Valeurs et bienveillance

Voilà qui aura servi d’atout pour la restructuration du groupe touristique Pierre & Vacances – débutée au début de 2021 aux côtés de Cédric Chanas, associé en corporate, et toujours en cours. « Un dossier atypique, affecté par la combinaison de plusieurs facteurs », explique-t-elle. Comprendre : un impact très fort de la crise liée à la Covid-19, nécessitant l’injection de new money face à l’impossibilité d’obtenir un deuxième prêt garanti par l’Etat (PGE) d’envergure, doublé de la nécessité pour cette société cotée de convertir plus de 550 millions d’euros de créances en capital – dont 200 millions de PGE, une première ! – et de restructurer une dette locative impliquant notamment quelque 18 000 bailleurs individuels. « C’est l’un des dossiers les plus complexes que j’aie eu à gérer en vingt ans », résume l’associée.

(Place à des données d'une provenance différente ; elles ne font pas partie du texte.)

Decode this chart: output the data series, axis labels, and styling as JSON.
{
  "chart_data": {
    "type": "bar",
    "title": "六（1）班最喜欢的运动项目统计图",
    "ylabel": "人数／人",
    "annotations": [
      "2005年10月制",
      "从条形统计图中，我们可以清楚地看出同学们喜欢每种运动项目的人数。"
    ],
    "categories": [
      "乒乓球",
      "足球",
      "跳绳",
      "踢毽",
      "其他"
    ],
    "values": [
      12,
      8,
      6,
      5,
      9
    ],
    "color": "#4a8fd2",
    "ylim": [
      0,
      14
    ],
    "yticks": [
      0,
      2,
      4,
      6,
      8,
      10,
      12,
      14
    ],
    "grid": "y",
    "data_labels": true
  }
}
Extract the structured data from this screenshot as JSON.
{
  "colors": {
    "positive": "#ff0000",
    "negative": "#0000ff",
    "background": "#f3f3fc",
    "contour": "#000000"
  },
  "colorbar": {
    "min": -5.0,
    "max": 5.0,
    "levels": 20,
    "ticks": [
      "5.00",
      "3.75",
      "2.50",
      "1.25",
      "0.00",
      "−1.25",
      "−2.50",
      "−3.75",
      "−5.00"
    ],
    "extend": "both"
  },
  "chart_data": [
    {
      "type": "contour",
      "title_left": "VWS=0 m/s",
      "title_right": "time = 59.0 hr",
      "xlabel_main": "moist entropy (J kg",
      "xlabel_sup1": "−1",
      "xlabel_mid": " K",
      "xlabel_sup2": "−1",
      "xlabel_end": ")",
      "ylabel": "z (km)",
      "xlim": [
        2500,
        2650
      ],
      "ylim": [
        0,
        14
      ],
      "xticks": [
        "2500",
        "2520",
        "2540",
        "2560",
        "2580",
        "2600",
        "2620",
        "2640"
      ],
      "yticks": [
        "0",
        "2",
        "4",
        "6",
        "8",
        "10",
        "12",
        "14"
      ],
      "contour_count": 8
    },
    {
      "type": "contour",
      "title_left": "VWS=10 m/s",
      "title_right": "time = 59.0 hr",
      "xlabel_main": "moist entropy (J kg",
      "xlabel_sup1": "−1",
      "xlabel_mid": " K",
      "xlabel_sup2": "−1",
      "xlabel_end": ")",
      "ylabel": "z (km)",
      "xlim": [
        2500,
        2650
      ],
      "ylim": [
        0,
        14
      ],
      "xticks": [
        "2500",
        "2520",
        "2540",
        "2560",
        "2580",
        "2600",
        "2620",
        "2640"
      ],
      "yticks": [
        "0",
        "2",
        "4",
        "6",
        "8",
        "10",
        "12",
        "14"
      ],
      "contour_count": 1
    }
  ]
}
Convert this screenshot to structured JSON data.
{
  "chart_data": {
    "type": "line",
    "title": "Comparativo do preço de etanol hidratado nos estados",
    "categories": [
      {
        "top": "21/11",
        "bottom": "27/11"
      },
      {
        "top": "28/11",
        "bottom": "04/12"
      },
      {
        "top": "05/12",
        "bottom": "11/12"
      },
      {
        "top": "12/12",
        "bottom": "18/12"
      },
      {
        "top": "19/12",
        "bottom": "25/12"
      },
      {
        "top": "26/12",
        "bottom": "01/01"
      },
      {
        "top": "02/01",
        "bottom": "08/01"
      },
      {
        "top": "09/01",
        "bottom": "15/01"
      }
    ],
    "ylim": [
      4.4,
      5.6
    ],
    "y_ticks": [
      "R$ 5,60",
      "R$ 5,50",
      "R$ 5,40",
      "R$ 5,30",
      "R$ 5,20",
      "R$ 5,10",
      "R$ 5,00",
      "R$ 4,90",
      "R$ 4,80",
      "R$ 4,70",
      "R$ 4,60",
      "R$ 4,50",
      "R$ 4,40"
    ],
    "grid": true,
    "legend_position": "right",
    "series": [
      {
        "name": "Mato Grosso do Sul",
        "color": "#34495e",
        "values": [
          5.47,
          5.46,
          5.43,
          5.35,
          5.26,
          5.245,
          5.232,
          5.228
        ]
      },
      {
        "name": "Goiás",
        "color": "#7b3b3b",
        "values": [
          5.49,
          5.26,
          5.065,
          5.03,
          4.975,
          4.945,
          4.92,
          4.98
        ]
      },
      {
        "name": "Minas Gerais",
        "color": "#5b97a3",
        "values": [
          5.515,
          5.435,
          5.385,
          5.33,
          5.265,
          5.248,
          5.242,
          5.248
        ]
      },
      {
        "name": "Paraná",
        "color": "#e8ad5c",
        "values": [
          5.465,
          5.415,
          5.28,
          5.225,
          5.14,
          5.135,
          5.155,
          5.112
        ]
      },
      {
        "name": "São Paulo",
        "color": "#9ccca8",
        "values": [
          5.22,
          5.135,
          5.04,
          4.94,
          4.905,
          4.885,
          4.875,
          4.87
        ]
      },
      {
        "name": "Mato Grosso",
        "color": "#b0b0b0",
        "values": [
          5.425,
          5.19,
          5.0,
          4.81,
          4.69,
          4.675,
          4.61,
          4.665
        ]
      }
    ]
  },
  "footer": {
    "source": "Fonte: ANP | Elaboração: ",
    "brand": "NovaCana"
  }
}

Intervenant majoritairement aux côtés des créanciers, mais aussi côté débiteurs – à l’instar des dossiers Pierre & Vacances, Toys’R’Us, Marie Brizard ou Technicolor –, Joanna Gumpelson entame donc sa troisième décennie chez De Pardieu Brocas Maffei, où elle se sent « comme à la maison ». Affectionnant « les valeurs du cabinet et la bienveillance émanant des associés », elle a reçu comme « une marque de reconnaissance » sa cooptation, il y a six mois, au sein du directoire – aux côtés d’Emmanuel Fatôme et d’Emmanuel Chauve. Satisfaite de contribuer au développement du cabinet depuis vingt ans, elle l’affirme tout de go : « Je suis très bien ici ! » En toute sincérité.